GMx33 associates in a GTP-dependent manner with matrixlike structures attached to vesicles in a budded vesicle fraction. (A) Rat liver Golgi fraction (75 μg) was incubated with 4.5 mg cytosol and the indicated nucleotides for 30 min at 37°C and remnant Golgi and budded fractions were separated as described in Materials and Methods. Protein was analyzed by immunoblot with antibodies specific for GMx33, β-COP, and pIgA receptor (a cargo molecule moving to the plasma membrane). (B) Budded fractions were prepared as in A in the presence of ATP and GTPγS, placed on an EM grid, and immunolabeled with antibodies specific for GMx33. Shown are 11 different examples of budded vesicles associated with electron dense (osmophilic) “tails” that are positive for GMx33. Some of these tails appear to connect adjacent vesicles (b, c, g, j, and k). The gold particles lie almost exclusively within the tail material and are distinct from the vesicles' membranes. Bars, 100 nm.

Figure 8.

GMx33 associates with the trans- Golgi matrix and colocalizes with p230/Golgin-245 in tubules exiting the Golgi. (A) Budded fractions were immunolabeled on EM grids as in Figure 7 with antibodies specific for p230/Golgin-245. Shown are eight different examples of Golgin-245-positive electron dense (osmophilic) “tails” associated with the budded vesicles. Bars, 100 nm. (B) Budded fractions were prepared as in A and probed with antibodies specific for p230/Golgin-245 (15 nm gold) and GMx33 (10 nm gold). Shown are eight examples of structures, both vesicles and matrix alone (g) that colabeled for both proteins. Bars, 100 nm. (C) A vesicle that colabeled with antibodies for GMx33 and Golgin-245 was analyzed by 3-D tomography. Shown are five tomographic slices (0.45 nm) through the volume of the vesicle. Gold particles corresponding to the two antigens are localized to the electron-dense matrix material surrounding the vesicle and both are distinct from the vesicle membrane itself. Bar, 100 nm. (D) NRK cells stably transfected with GFP-GMx33α were fixed and labeled with antibodies specific for p230/Golgin-245 and fluorophore-conjugated secondary antibodies. The top panels show that there is good, but not perfect colocalization between GMx33α and Golgin-245. The bottom two panels show a tubule extending from different cells. The boxed regions in the leftmost panels depict the areas enlarged in the subsequent panels. Bars, 10 μm.

Figure 9.

Depletion of GMx33 does not visibly disrupt the Golgi structure even though GMx33 has the biochemical properties of the Golgi matrix. (A) NRK cells were transfected with siRNA specific for GMx33α, incubated for 96 h, and stained with antibodies specific for GMx33 and the indicated marker protein.
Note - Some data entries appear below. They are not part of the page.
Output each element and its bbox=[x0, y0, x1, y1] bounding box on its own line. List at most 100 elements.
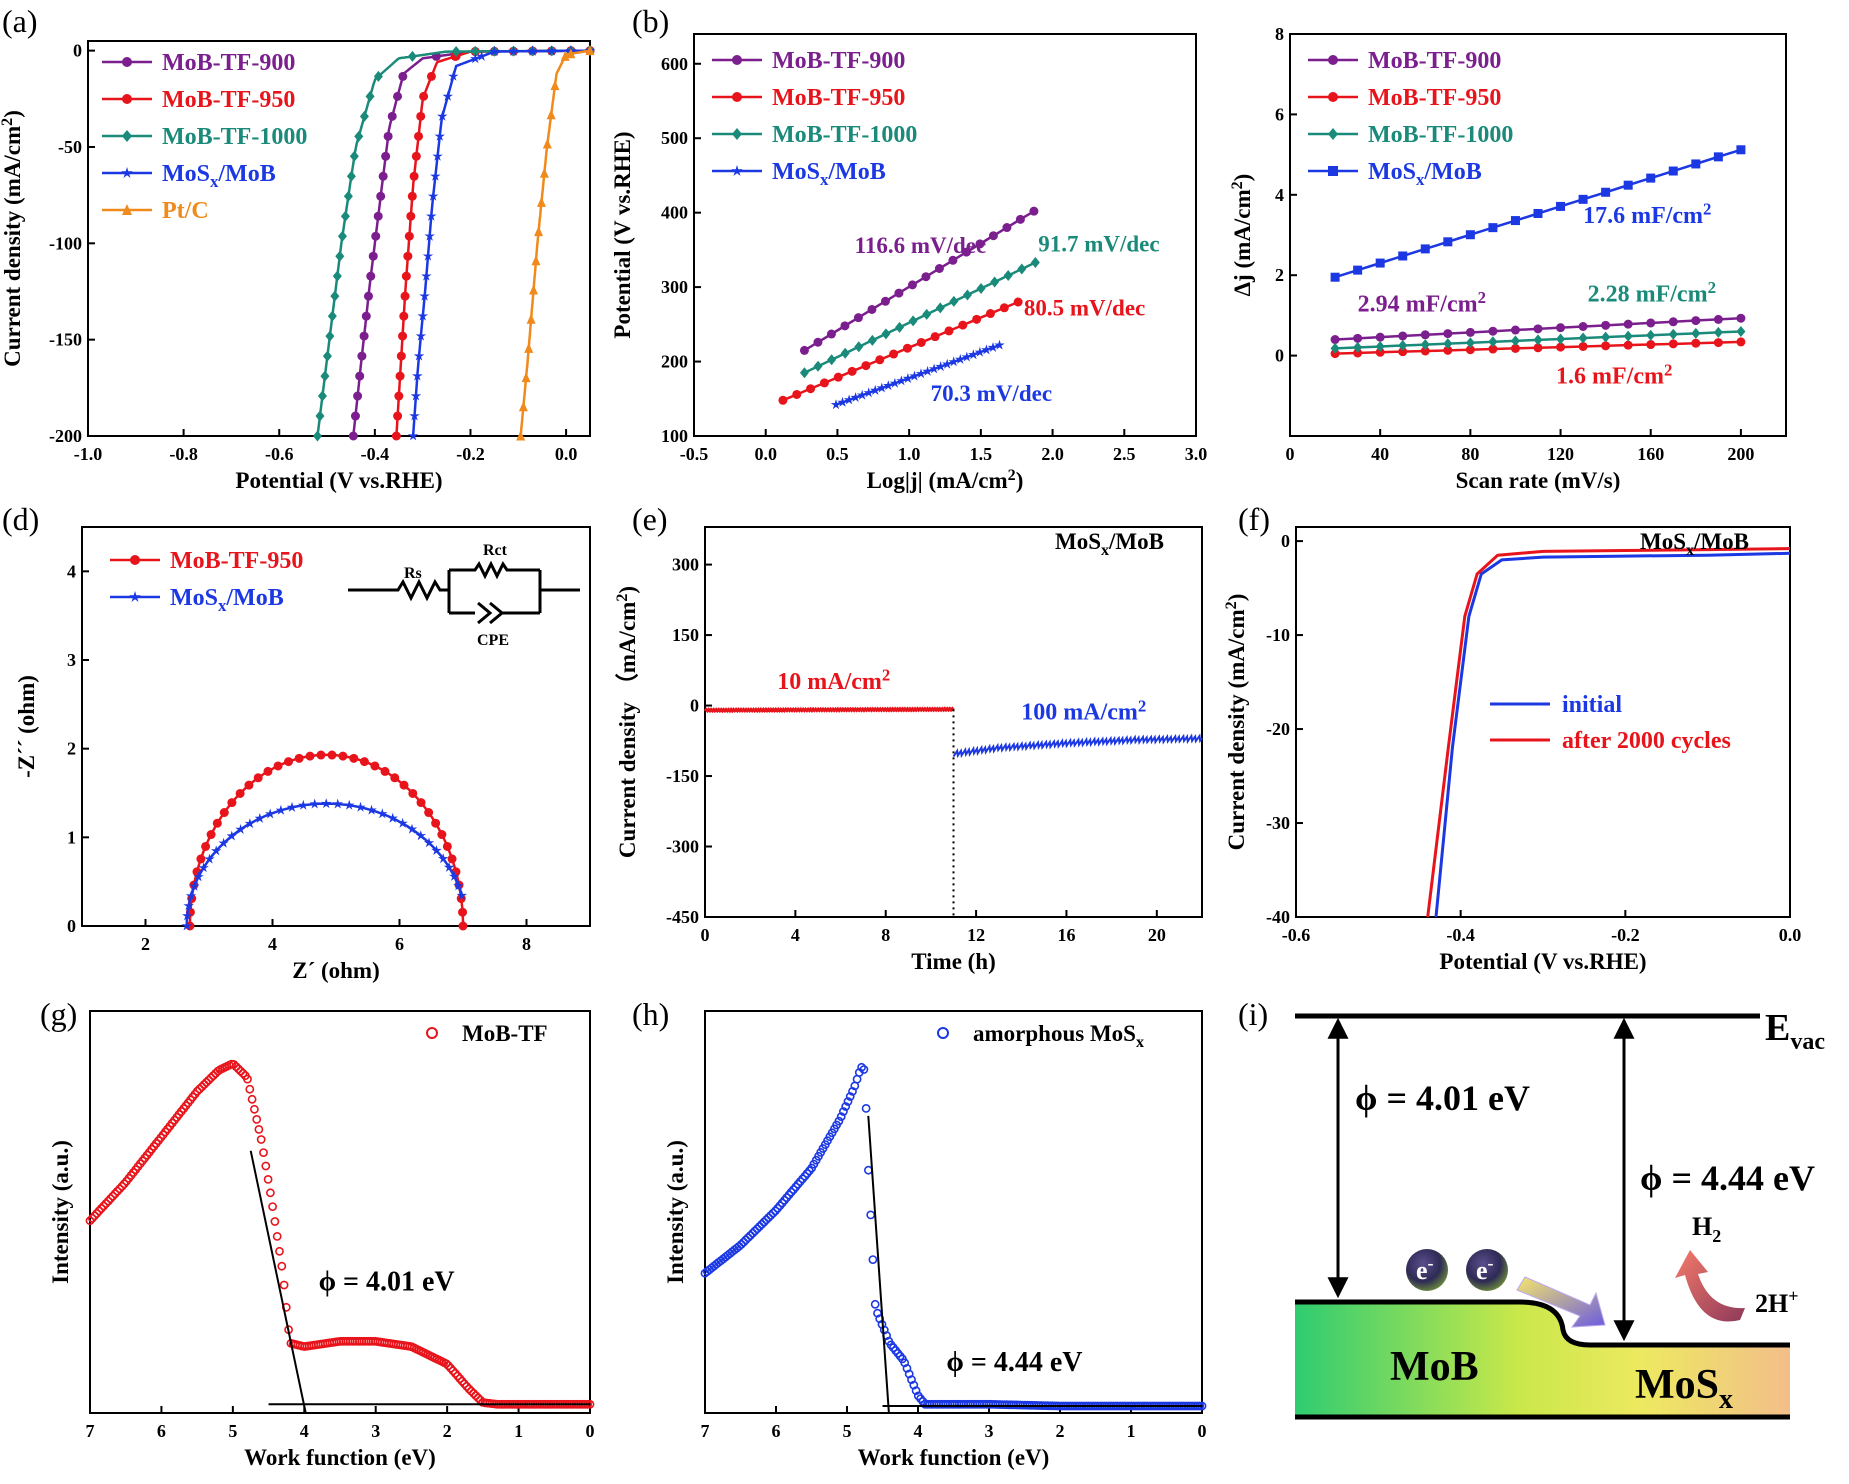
data-point bbox=[755, 1222, 764, 1231]
data-point bbox=[464, 1384, 474, 1394]
data-point bbox=[843, 394, 855, 405]
y-tick-label: 8 bbox=[1275, 24, 1284, 44]
data-point bbox=[875, 355, 885, 365]
data-point bbox=[757, 1219, 767, 1229]
data-point bbox=[1510, 216, 1520, 226]
x-tick-label: 6 bbox=[772, 1421, 781, 1441]
data-point bbox=[286, 801, 298, 812]
panel-g-work-function-mob: 7 6 5 4 3 2 1 0 Work function (eV) Intensity (a.u… bbox=[48, 1010, 595, 1470]
data-point bbox=[218, 837, 229, 848]
data-point bbox=[273, 761, 283, 771]
data-point bbox=[426, 210, 437, 221]
data-point bbox=[1713, 338, 1723, 348]
capacitance-annotation: 2.94 mF/cm2 bbox=[1358, 288, 1486, 317]
data-point bbox=[417, 310, 428, 321]
y-tick-label: 200 bbox=[661, 352, 688, 372]
x-tick-label: 12 bbox=[967, 925, 985, 945]
y-axis-label: Current density (mA/cm2) bbox=[0, 110, 25, 367]
data-point bbox=[961, 247, 971, 257]
data-point bbox=[1668, 328, 1678, 340]
data-point bbox=[398, 71, 408, 81]
data-point bbox=[881, 328, 891, 340]
y-axis-label: -Z´´ (ohm) bbox=[14, 675, 39, 778]
data-point bbox=[473, 1393, 483, 1403]
x-axis-label: Work function (eV) bbox=[244, 1445, 436, 1470]
data-point bbox=[312, 430, 322, 442]
data-point bbox=[320, 370, 330, 382]
data-point bbox=[437, 830, 447, 840]
x-axis-label: Log|j| (mA/cm2) bbox=[867, 467, 1024, 493]
data-point bbox=[1375, 340, 1385, 352]
data-point bbox=[332, 798, 343, 809]
data-point bbox=[327, 310, 337, 322]
data-point bbox=[196, 854, 206, 864]
data-point bbox=[231, 1062, 241, 1071]
mosx-label: MoSx bbox=[1635, 1362, 1733, 1415]
data-point bbox=[353, 391, 363, 401]
data-point bbox=[508, 45, 519, 56]
data-point bbox=[534, 226, 544, 237]
data-point bbox=[409, 171, 419, 181]
data-point bbox=[219, 808, 229, 818]
data-point bbox=[448, 70, 459, 81]
data-point bbox=[1013, 297, 1023, 307]
data-point bbox=[908, 315, 918, 327]
data-point bbox=[1646, 340, 1656, 350]
x-tick-label: 0 bbox=[1198, 1421, 1207, 1441]
data-point bbox=[1736, 145, 1746, 155]
legend-label: MoB-TF-950 bbox=[170, 548, 303, 574]
x-tick-label: 0.0 bbox=[754, 444, 777, 464]
data-point bbox=[409, 410, 420, 421]
data-point bbox=[343, 190, 353, 202]
data-point bbox=[113, 1186, 122, 1196]
data-point bbox=[204, 853, 215, 864]
data-point bbox=[830, 399, 842, 410]
data-point bbox=[316, 750, 326, 760]
data-point bbox=[110, 1189, 120, 1199]
data-point bbox=[748, 1228, 758, 1238]
data-point bbox=[550, 80, 560, 91]
legend-marker bbox=[1328, 92, 1338, 102]
legend-marker bbox=[122, 130, 132, 142]
data-point bbox=[370, 761, 380, 771]
data-point bbox=[870, 1299, 880, 1309]
y-tick-label: 300 bbox=[672, 555, 699, 575]
data-point bbox=[1420, 330, 1430, 340]
y-axis-label: Current density (mA/cm2) bbox=[1223, 594, 1249, 851]
y-tick-label: 1 bbox=[67, 827, 76, 847]
data-point bbox=[182, 910, 193, 921]
data-point bbox=[955, 354, 966, 364]
data-point bbox=[546, 109, 556, 120]
data-point bbox=[1668, 166, 1678, 176]
y-tick-label: 0 bbox=[1281, 531, 1290, 551]
y-tick-label: -20 bbox=[1266, 719, 1290, 739]
cpe-element bbox=[477, 601, 505, 625]
data-point bbox=[889, 349, 899, 359]
data-point bbox=[859, 1065, 869, 1074]
band-edge-line bbox=[1295, 1299, 1790, 1348]
data-point bbox=[1736, 325, 1746, 337]
y-tick-label: 0 bbox=[1275, 346, 1284, 366]
data-point bbox=[1533, 343, 1543, 353]
data-point bbox=[335, 250, 345, 262]
data-point bbox=[1623, 319, 1633, 329]
data-point bbox=[1533, 334, 1543, 346]
data-point bbox=[560, 50, 570, 61]
x-tick-label: 0.5 bbox=[826, 444, 849, 464]
work-function-annotation: ϕ = 4.44 eV bbox=[946, 1347, 1082, 1378]
data-point bbox=[447, 854, 457, 864]
data-point bbox=[442, 90, 453, 101]
legend-label: amorphous MoSx bbox=[973, 1021, 1144, 1051]
data-point bbox=[338, 751, 348, 761]
data-point bbox=[1443, 338, 1453, 350]
x-tick-label: -0.6 bbox=[265, 444, 294, 464]
data-point bbox=[85, 1216, 95, 1226]
data-point bbox=[778, 395, 788, 405]
data-point bbox=[410, 390, 422, 401]
data-point bbox=[325, 330, 335, 342]
rs-resistor bbox=[348, 578, 449, 602]
x-tick-label: -0.2 bbox=[1611, 925, 1640, 945]
edge-fit-line bbox=[249, 1150, 307, 1414]
evac-label: Evac bbox=[1765, 1007, 1825, 1055]
rct-branch bbox=[447, 560, 580, 615]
Each image includes cells that continued to express GMx33 for comparison. Bar, 10 μm. (B) Budded fractions were isolated from 75 μg rat liver Golgi fraction in the presence of ATP and GTPγS. After isolation, the pelleted budded fractions or remnant Golgi fractions were analyzed directly (-) subjected to extraction with 1% Tx100 alone, 1% Tx100 + 150 mM NaCl, or 150 mM NaCl alone for 30 min on ice. Each sample was then pelleted again and protein was analyzed by immunoblot with antibodies specific for GMx33.